最後に、規制態様が問題になるんだけど、そもそも児童ポルノ系の制作・流通に関しては明らかに摘発が不十分なわけで、まずは規制と摘発は一緒にしていくべきだろうって思わなくもない。あと、国に法律によって規制を受けるよりかは、国の意向を反映しつつ民間団体での規制が行われるほうがいいと考える。ただ、そうやって団体がすぐに規制をしようとするのは、自浄作用があるとみるべきなのか、そうでもしないと生き残れない弱い業界だからなのか、という微妙な問題はあるけどね。

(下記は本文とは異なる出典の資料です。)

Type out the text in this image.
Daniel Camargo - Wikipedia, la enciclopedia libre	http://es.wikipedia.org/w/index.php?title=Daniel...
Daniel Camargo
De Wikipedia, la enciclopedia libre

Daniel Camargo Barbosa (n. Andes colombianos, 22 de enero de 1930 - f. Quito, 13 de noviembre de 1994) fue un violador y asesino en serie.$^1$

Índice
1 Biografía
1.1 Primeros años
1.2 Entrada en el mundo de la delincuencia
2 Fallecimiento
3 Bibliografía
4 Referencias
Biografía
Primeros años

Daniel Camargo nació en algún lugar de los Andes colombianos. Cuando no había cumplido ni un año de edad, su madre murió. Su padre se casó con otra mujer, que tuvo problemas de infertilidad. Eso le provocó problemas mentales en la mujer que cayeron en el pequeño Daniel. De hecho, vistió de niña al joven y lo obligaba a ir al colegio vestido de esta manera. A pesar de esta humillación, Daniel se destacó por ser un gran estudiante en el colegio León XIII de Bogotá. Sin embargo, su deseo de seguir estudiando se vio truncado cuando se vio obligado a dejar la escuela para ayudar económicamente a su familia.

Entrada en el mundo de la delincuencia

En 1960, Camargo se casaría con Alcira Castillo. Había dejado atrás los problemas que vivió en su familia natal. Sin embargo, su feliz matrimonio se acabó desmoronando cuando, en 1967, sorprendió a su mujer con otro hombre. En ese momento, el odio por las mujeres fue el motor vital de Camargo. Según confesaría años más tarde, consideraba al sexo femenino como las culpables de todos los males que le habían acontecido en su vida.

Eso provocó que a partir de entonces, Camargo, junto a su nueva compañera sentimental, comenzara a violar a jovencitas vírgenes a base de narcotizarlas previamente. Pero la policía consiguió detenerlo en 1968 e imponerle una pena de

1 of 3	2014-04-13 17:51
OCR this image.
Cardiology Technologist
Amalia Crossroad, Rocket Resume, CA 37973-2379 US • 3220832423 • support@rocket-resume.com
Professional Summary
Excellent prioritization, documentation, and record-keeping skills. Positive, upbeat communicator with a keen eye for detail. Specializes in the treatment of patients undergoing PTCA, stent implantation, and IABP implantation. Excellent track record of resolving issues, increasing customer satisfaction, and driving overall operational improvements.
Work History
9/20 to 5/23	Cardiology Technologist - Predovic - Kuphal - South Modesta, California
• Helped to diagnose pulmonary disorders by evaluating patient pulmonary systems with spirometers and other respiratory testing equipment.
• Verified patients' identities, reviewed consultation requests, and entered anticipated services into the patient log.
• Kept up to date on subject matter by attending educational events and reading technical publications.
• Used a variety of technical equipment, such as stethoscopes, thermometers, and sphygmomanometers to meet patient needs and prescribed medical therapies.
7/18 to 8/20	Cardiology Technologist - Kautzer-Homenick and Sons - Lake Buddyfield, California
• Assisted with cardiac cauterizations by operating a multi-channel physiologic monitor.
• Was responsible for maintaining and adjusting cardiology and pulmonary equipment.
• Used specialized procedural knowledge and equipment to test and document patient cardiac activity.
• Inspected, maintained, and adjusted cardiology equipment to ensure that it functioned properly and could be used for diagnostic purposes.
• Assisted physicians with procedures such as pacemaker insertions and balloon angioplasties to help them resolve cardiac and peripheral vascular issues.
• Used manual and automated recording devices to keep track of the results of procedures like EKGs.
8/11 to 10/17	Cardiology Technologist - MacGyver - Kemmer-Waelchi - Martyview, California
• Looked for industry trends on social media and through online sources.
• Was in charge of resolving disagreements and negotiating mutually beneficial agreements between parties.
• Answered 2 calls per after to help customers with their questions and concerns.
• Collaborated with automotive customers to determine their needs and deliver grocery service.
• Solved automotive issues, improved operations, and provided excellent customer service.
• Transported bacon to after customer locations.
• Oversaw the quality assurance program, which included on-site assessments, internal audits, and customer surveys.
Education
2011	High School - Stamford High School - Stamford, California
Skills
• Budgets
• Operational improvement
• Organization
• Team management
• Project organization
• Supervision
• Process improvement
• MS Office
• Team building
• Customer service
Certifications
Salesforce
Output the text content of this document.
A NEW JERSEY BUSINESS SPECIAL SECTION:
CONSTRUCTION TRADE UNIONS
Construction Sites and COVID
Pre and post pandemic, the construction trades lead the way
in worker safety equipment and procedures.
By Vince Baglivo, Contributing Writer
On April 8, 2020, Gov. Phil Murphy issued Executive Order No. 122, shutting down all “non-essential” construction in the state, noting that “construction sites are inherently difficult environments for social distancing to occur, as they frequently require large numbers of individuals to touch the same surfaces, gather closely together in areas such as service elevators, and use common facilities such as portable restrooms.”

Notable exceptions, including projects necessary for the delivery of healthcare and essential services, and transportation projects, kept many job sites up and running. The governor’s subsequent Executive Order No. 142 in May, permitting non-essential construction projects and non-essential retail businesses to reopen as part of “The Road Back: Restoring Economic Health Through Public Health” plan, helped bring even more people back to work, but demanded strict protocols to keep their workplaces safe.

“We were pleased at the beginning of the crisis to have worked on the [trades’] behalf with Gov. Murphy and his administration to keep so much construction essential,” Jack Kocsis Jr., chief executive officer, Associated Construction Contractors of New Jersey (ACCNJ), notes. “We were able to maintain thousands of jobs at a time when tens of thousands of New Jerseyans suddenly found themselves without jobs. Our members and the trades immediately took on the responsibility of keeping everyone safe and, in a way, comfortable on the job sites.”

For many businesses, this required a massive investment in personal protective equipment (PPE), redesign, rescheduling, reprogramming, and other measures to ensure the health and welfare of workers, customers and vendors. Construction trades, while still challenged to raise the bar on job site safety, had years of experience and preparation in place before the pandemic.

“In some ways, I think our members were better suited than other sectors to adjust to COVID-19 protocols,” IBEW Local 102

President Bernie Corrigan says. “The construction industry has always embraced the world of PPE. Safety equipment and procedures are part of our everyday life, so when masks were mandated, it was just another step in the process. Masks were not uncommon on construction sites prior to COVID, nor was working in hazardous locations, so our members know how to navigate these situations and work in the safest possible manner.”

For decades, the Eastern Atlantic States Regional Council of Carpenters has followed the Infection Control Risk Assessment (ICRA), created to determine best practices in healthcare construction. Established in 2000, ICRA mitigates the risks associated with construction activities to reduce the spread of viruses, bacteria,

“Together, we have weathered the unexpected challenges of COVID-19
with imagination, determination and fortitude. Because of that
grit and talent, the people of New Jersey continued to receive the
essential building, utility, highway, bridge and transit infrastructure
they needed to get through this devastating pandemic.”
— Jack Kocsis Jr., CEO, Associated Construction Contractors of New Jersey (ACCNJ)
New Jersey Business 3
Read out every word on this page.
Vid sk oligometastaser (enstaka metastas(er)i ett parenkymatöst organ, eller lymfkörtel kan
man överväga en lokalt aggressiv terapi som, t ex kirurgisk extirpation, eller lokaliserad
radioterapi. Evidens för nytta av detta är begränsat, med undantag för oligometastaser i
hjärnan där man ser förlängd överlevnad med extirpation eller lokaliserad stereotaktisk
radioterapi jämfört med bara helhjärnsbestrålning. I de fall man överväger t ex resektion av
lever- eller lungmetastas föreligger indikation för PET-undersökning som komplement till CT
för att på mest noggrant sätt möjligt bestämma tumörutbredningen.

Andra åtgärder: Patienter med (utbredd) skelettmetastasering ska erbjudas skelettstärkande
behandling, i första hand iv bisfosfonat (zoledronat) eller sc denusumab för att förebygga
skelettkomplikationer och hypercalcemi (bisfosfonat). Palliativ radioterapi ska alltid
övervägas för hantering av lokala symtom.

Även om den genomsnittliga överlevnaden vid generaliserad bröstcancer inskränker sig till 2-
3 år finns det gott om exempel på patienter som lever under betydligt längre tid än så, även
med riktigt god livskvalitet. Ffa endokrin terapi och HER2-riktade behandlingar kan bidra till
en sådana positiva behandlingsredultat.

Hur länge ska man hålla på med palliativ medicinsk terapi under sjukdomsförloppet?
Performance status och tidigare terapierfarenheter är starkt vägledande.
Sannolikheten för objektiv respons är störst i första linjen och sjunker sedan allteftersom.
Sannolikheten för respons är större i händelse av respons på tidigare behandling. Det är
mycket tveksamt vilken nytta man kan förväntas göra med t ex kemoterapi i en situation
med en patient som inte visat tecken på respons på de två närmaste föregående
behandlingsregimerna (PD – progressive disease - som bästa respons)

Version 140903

最後はとっても尻切れトンボになったんだけど、結局表現の自由は一定の法規制のもとに実現されるべきで、その範囲は限定的、規制の範囲・様態も必要最小限であるべきだってことだよね。ただ、欲望にまみれた人たちが金のために現実に小さい子供たちを売買して、性犯罪を行うようなことは絶対に認められてはならないのであって、そういう現実の被害者をいかにして救済していくのか、そのための仕組みと並行して、今回の規制の話は進められていくべきだと思うんだよね。あとはまあ若干策士な感じだけど、今回の規制は「性犯罪に寛容な国家、日本」っていうイメージをもたれることをお偉いさん達が相当に嫌がっているってこともあるだろうから(ぼくだっていやだし、東南アジアとかに売春ツアーに行ってきたとか言ってる親父たちはマジで懺悔してこいって思わなくもないんだけど)、そのあたりのイメージの向上をいろいろな方法で図っていくっていうのも間接的には必要だよねってことで、中身がない頭なりに考えてみました。


<追記>
余りに漠然としすぎる内容だから書こうかどうか迷ったんだけど、書くことにします。よく法によって守られるべき利益、っていう言い方をするし、今回のように女性の性的自由は法律によって守られるべき利益だと思うんだけど、エロゲとかアニメみたいな現実の被害者がいないものに関してまで法によって守られるべき利益があるとするのはいささかやりすぎの感があります。法で守らなくてもよいものを法で守るというのは、それは個人や団体の自主的な判断によって守られるべき利益を法律という単純な方法で守ろうとしているだけにすぎないという気がしています。法という容易な手段に任せるのは短期的な問題の解決には役に立つかもしれませんが、それによって失うものもまた多いと考えるべきです。